新型面对称高速飞行器面临着宽速域、宽动压飞行条件，受到此类飞行器装载与装填比要求的限制，飞行器的主要承力结构重量较低，为了突破传统结构设计方法面临的结构减重极限，文章提出了一种基于拓扑结构轻质化的优化设计方法.该方法的主要思想为根据具体的载荷工况，在优化区域中获得最优的传力路径.通过对面对称高速飞行器的舵应用此优化方法，在多种载荷作用下，获得了多级分叉的仿生结构.通过验证计算表明设计得到的结构不仅重量减轻，还能够满足静气动弹性变形与强度要求，从而验证了此方法进行结构设计的可行性. 

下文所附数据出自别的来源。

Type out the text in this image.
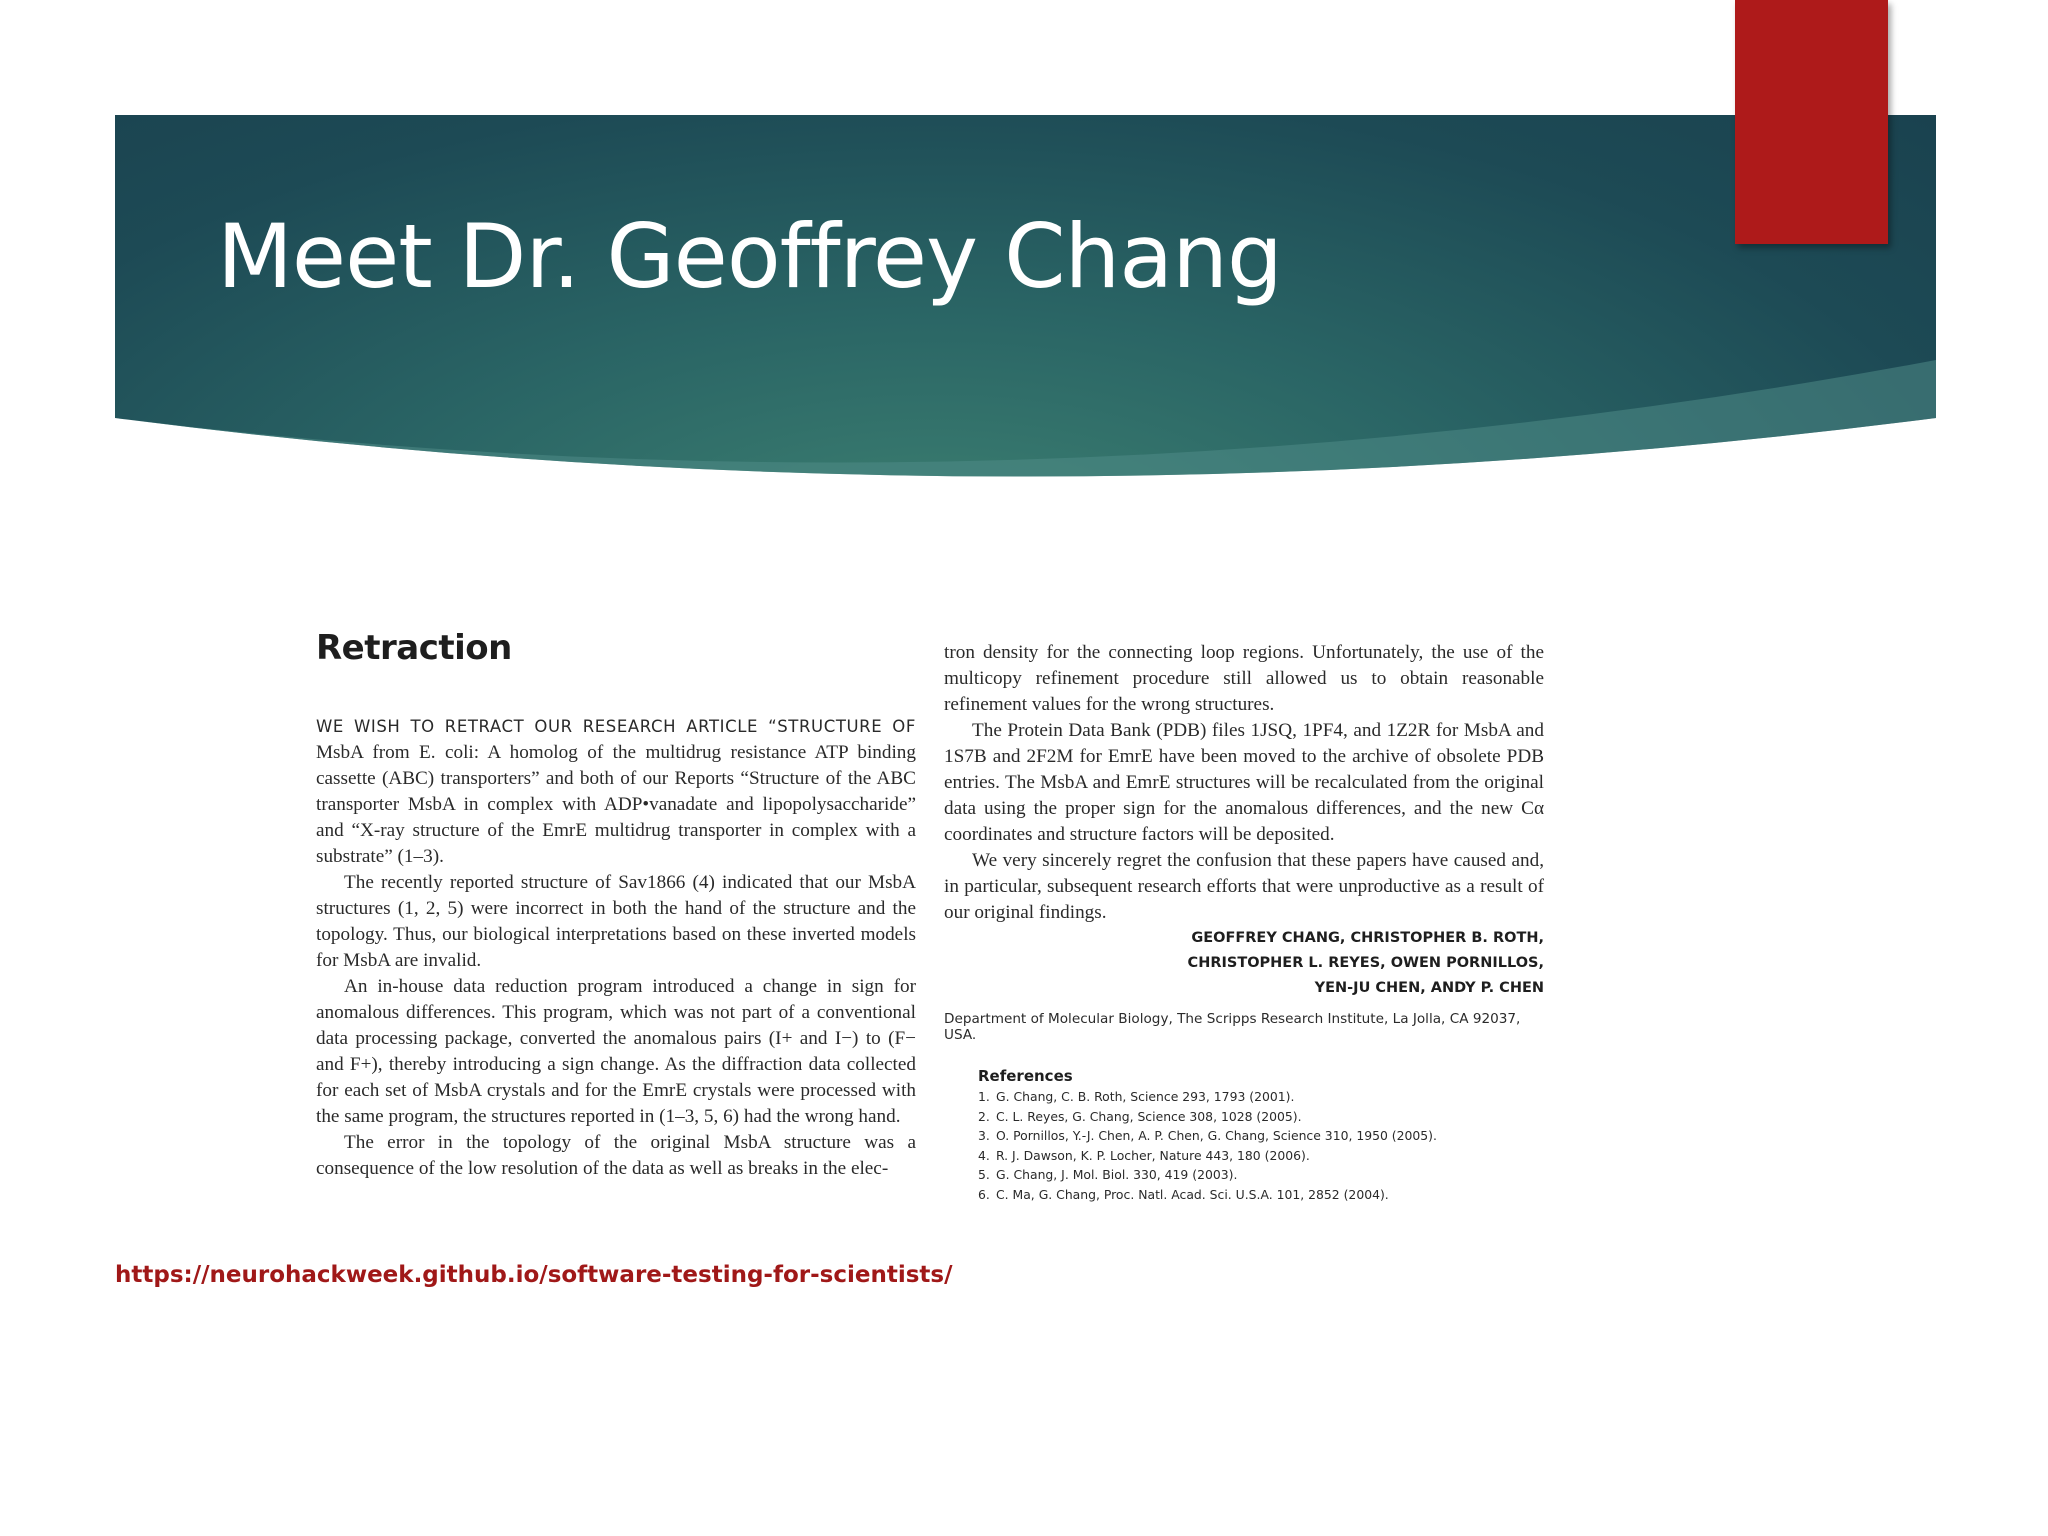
Meet Dr. Geoffrey Chang
Retraction

WE WISH TO RETRACT OUR RESEARCH ARTICLE “STRUCTURE OF MsbA from E. coli: A homolog of the multidrug resistance ATP binding cassette (ABC) transporters” and both of our Reports “Structure of the ABC transporter MsbA in complex with ADP•vanadate and lipopolysaccharide” and “X-ray structure of the EmrE multidrug transporter in complex with a substrate” (1–3).

The recently reported structure of Sav1866 (4) indicated that our MsbA structures (1, 2, 5) were incorrect in both the hand of the structure and the topology. Thus, our biological interpretations based on these inverted models for MsbA are invalid.

An in-house data reduction program introduced a change in sign for anomalous differences. This program, which was not part of a conventional data processing package, converted the anomalous pairs (I+ and I−) to (F− and F+), thereby introducing a sign change. As the diffraction data collected for each set of MsbA crystals and for the EmrE crystals were processed with the same program, the structures reported in (1–3, 5, 6) had the wrong hand.

The error in the topology of the original MsbA structure was a consequence of the low resolution of the data as well as breaks in the elec-

tron density for the connecting loop regions. Unfortunately, the use of the multicopy refinement procedure still allowed us to obtain reasonable refinement values for the wrong structures.

The Protein Data Bank (PDB) files 1JSQ, 1PF4, and 1Z2R for MsbA and 1S7B and 2F2M for EmrE have been moved to the archive of obsolete PDB entries. The MsbA and EmrE structures will be recalculated from the original data using the proper sign for the anomalous differences, and the new Cα coordinates and structure factors will be deposited.

We very sincerely regret the confusion that these papers have caused and, in particular, subsequent research efforts that were unproductive as a result of our original findings.

GEOFFREY CHANG, CHRISTOPHER B. ROTH,
CHRISTOPHER L. REYES, OWEN PORNILLOS,
YEN-JU CHEN, ANDY P. CHEN

Department of Molecular Biology, The Scripps Research Institute, La Jolla, CA 92037, USA.

References
1. G. Chang, C. B. Roth, Science 293, 1793 (2001).
2. C. L. Reyes, G. Chang, Science 308, 1028 (2005).
3. O. Pornillos, Y.-J. Chen, A. P. Chen, G. Chang, Science 310, 1950 (2005).
4. R. J. Dawson, K. P. Locher, Nature 443, 180 (2006).
5. G. Chang, J. Mol. Biol. 330, 419 (2003).
6. C. Ma, G. Chang, Proc. Natl. Acad. Sci. U.S.A. 101, 2852 (2004).
https://neurohackweek.github.io/software-testing-for-scientists/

A Bio-Oriented Multi-Bifurcation Rudder Structure Based on Topology Optimization

Plane-symmetric reentry vehicles are designed to operate in a wide range of Mach numbers and dynamic pressures. Confined by the requirements of vehicles on the pay-loads, there would be a small portion of the total weight remained for the vehicle structure. To overcome the weight confinement of this kind of vehicles, topology optimization method was applied to a typical rudder structure. Based on the loads of the structure, the most efficient load transfer path was obtained by the optimization method. This method results in a bio-oriented multi-bifurcation structure, as applied to a typical rudder on a plane-symmetric reentry vehicle. Validation of the structure shows that the resulted structure not only reduces its weight but also satisfies the strength and aeroelasticity requirements.